Aqui são 12 milhões de analfabetos, mais de 50 milhões que vivem em condições de pobreza, 14 milhões em pobreza extrema, 32 milhões de crianças passam necessidades, mais de 13 milhões de desempregados (os números são bem maiores que isso), mais de 60 milhões de homicídios por ano e mais um tanto desses por acidentes de trânsito.

O mais inusitado de tudo isso é que ainda essa gente não fez uma guerra civil. É um povo conformado, que pouco berra e grita. Já realizou alguns movimentos, mas logo caem no esquecimento e, cada um, vai cuidar de seus afazeres individuais. Essa gente daqui não tem indignação e vota por favor ou coisa semelhante. Não se revolta. Não há revolução.
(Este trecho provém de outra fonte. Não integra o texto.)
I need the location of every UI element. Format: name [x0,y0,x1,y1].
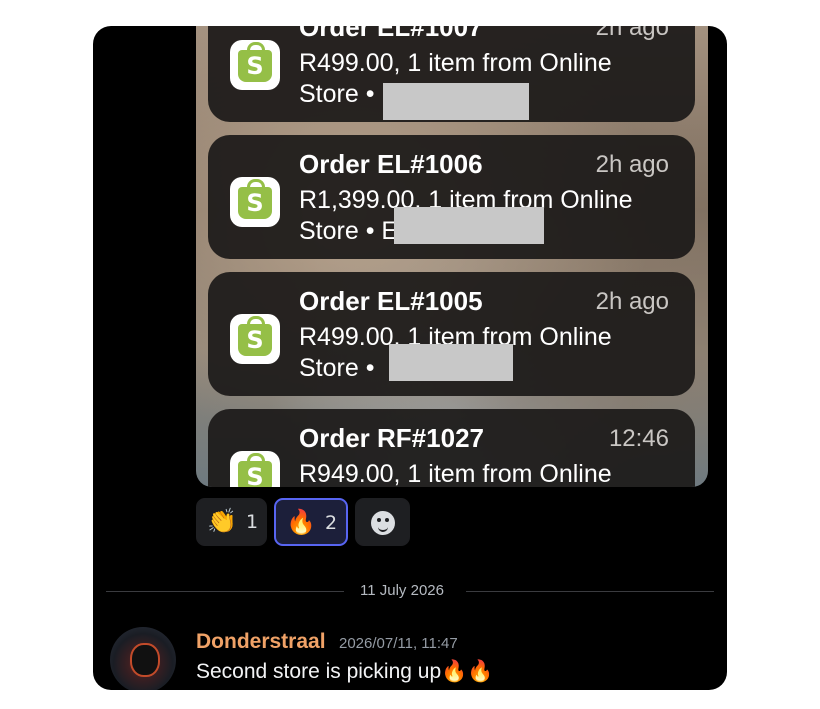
fire-emoji-icon: 🔥 [286,508,316,536]
date-divider-line [466,591,714,592]
notification-time: 2h ago [595,151,669,178]
notification-title: Order EL#1007 [299,26,483,42]
redaction-box [389,344,513,381]
shopify-app-icon: S [230,40,280,90]
notification-title: Order EL#1006 [299,149,483,179]
notification-card: S Order EL#1007 2h ago R499.00, 1 item f… [208,26,695,122]
shopify-app-icon: S [230,314,280,364]
helmet-avatar-icon [130,643,160,677]
shopify-app-icon: S [230,177,280,227]
reaction-count: 2 [325,512,338,534]
add-reaction-button[interactable] [355,498,410,546]
reaction-fire[interactable]: 🔥 2 [274,498,348,546]
date-divider-line [106,591,344,592]
notification-body: R949.00, 1 item from Online [299,460,612,487]
message-timestamp: 2026/07/11, 11:47 [339,635,458,652]
notification-title: Order RF#1027 [299,423,484,453]
redaction-box [394,207,544,244]
shopify-bag-icon: S [238,453,272,487]
shopify-app-icon: S [230,451,280,487]
notification-card: S Order RF#1027 12:46 R949.00, 1 item fr… [208,409,695,487]
notification-time: 12:46 [608,425,669,452]
shopify-bag-icon: S [238,316,272,356]
notification-time: 2h ago [595,288,669,315]
image-attachment[interactable]: S Order EL#1007 2h ago R499.00, 1 item f… [196,26,708,487]
redaction-box [383,83,529,120]
shopify-bag-icon: S [238,42,272,82]
notification-card: S Order EL#1006 2h ago R1,399.00, 1 item… [208,135,695,259]
avatar[interactable] [110,627,176,690]
date-divider: 11 July 2026 [360,582,444,599]
reaction-clap[interactable]: 👏 1 [196,498,267,546]
reaction-count: 1 [246,511,259,533]
shopify-bag-icon: S [238,179,272,219]
username[interactable]: Donderstraal [196,630,326,654]
message-text: Second store is picking up🔥🔥 [196,660,494,683]
notification-card: S Order EL#1005 2h ago R499.00, 1 item f… [208,272,695,396]
notification-time: 2h ago [595,26,669,41]
clap-emoji-icon: 👏 [207,507,237,535]
notification-title: Order EL#1005 [299,286,483,316]
chat-panel: S Order EL#1007 2h ago R499.00, 1 item f… [93,26,727,690]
Aproveitando o tema fiz esse poema, ou modesto verso:

“NAS CILADAS DA LUA CHEIA”.

Os lobos ficam moucos na lua cheia/Do Planalto prateado do céu colonial/Onde os bandos fazem a farta ceia/Vinda do arado suado do braço serviçal/

As hienas viram renas na lua cheia/Para a engorda gulosa do grande dia/Enchendo seus trenós em cada aldeia/Para mais quatro anos de sodomia.

 

Os ratos armam ciladas na lua cheia/Como satânicos vendem gato por lebre/A pobreza mental segue o canto da sereia/E quem sempre paga o pato é a plebe.

 

Depois dessa festa da lua cheia/O feixe da fé começa a minguar/Até a veia da esperança vai-se embora/Chora o velho, a senhora e a criança/Na falta da justiça, do remédio e do pão/E do direito digno de viver e sonhar/De não mais ser boiada de patrão.

 

No aboio, ou no rasgo da guitarra/Vamos embora, minha gente!/Esse tempo de espera nos devora!/Vamos embora gente forte valente,/Não mais no aguardo do Deus dará!/Vamos acabar de vez com a farra/Dessa bicharada em nosso luar.